God is in our minds. He has placed His true purpose within our minds, and it will never leave us because we belong to Him. We will project our need for God into the world and be cruelly frustrated and confused, hurt, bewildered, and licking our wounds in anger and fear.
Our lesson says that the basic difference between vision and the way we see things now is that vision compels us to use our Sonship, our creativity, and see through Christ’s eyes, while how we see things now is allowing the ego to choose what we see. When the ego chooses what we see, we will be caught up in turmoil; our heads will spin; our hearts will race; we will experience shame, sorrow, outrage, and victimization. We will also experience adventure, joy, excitement, thrills – but these will be short-lived and come at a high price. When everything we see shows us God, we begin to see God’s purpose for the world and are able to love it and forgive it.
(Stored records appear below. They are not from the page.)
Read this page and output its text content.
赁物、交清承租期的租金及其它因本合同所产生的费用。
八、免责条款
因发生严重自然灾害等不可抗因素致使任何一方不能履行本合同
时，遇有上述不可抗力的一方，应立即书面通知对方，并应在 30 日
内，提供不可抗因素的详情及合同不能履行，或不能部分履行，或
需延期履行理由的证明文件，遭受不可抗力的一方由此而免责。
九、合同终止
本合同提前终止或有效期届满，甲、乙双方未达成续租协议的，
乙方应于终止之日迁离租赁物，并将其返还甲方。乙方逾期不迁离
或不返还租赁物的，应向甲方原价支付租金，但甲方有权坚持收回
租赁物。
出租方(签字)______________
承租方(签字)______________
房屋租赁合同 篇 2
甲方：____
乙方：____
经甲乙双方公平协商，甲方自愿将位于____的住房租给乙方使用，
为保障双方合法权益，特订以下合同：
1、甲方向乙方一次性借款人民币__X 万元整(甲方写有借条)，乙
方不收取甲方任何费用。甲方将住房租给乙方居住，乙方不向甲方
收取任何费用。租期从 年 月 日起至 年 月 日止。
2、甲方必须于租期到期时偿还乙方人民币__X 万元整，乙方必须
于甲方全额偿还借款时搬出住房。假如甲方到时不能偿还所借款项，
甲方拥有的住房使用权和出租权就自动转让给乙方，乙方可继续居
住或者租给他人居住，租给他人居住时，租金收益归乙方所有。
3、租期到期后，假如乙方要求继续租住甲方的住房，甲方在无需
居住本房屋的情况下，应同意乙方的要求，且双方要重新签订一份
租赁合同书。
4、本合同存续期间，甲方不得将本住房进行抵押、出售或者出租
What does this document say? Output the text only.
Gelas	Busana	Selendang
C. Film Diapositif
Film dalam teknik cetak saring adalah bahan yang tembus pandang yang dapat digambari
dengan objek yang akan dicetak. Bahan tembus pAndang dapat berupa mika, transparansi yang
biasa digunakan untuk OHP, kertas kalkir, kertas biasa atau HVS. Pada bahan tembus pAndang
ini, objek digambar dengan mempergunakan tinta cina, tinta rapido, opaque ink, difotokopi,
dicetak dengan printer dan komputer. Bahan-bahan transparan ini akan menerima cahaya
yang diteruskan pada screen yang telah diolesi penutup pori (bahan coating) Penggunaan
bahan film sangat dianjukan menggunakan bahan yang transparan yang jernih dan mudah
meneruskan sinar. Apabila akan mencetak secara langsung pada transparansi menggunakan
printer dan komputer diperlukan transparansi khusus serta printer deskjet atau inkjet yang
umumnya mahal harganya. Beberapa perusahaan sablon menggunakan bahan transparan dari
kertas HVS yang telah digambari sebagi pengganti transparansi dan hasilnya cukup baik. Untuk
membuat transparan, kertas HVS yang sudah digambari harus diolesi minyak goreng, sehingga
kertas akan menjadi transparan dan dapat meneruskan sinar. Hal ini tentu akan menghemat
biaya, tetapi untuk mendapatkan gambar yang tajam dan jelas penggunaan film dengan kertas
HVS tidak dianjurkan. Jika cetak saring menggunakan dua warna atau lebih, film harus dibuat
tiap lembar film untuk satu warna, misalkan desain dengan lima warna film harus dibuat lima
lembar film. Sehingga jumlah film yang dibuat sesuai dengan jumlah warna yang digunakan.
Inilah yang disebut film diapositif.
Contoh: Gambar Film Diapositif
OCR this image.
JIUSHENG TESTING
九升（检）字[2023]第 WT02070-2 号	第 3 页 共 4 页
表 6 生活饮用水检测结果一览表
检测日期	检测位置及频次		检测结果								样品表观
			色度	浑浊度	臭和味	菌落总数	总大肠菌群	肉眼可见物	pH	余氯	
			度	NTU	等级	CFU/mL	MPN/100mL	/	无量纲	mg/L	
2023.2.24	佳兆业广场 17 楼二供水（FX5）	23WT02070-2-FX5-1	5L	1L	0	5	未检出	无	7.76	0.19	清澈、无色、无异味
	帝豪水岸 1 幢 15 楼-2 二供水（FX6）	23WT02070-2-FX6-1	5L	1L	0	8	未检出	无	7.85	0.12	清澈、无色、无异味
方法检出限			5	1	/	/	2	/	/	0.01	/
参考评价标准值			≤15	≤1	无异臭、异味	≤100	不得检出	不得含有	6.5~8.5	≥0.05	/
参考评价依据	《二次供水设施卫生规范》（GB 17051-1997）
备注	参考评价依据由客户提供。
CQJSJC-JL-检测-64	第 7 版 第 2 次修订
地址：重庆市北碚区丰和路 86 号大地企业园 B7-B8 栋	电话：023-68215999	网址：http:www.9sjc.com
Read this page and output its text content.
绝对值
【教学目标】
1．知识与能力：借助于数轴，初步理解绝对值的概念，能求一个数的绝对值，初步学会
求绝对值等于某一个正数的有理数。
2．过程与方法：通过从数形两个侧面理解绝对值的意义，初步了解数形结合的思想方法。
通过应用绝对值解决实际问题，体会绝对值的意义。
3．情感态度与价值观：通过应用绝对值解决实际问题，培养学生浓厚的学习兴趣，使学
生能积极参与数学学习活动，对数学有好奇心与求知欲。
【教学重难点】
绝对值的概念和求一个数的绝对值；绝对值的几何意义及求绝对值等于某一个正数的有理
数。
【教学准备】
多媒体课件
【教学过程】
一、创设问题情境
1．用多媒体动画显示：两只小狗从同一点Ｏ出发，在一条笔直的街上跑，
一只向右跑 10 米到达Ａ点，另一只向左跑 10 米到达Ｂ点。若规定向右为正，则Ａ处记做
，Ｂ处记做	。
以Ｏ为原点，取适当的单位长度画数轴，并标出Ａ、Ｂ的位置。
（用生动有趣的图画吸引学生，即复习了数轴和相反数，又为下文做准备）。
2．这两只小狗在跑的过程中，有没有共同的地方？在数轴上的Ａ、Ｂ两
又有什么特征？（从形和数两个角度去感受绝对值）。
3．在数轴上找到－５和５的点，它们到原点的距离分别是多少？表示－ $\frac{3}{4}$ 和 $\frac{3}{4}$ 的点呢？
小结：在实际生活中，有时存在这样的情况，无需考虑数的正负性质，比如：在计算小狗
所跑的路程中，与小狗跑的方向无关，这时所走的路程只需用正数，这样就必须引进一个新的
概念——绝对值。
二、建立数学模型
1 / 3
When I looked at those old photographs, I saw what I had refused to see before. Inside I knew that I was engaged in unholy, go-nowhere, be-nothing relationships. They were full of fun, good times, and laughter, yes, but they were also full of hidden agendas, spite, vengefulness, and duplicity. These relationships are impossible to maintain, and we cannot take them into eternity. And yet we feel stuck with them, accepting that “this is as good as it gets” and blundering on.
Real vision is not limited by time, space, and distance; it does not even depend upon our eyes. The mind, where God abides, is the source of real vision. How do I apply vision to the memories that were captured in snapshots over two decades ago? Stoutly, I looked upon what had filled me with anger and fear. First, I felt outrage, anger, sorrow, and a deep sense of stupidity for allowing things to transpire that should have never been. Then I felt something else, a dawning realization of the role that the ego had in my own life – the ways in which I had planted the seeds that brought those situations about. That was very uncomfortable, but I looked at it anyway, felt the weight and the disgrace of it, and then gave it to the Holy Spirit – not blindly handing Him unidentified bits of dirt and shame, but knowing exactly what I was handing over, naming it and forgiving myself and others.
Through vision, we learn that nobody can take from us what belongs to us, no matter what tricks they play or schemes they come up with. Vision shows us that what is ours does not need to be defended; what is not ours would have never brought us lasting joy, peace, and happiness. Vision shows us that when someone wants to make us their scapegoat, we are under no obligation to play the part. When these memories come to our mind, we are not supposed to look the other way or otherwise distract ourselves – we are to look at them, study them for a moment, and ask for God’s vision.
God is in everything we see because God is in our mind. We learn what we need to learn when we are ready for God’s vision.
[1] A Course in Miracles. Workbook for Students. Lesson 30 God is in everything…Circle of Atonement, Complete and Annotated Edition (2017). p. 985.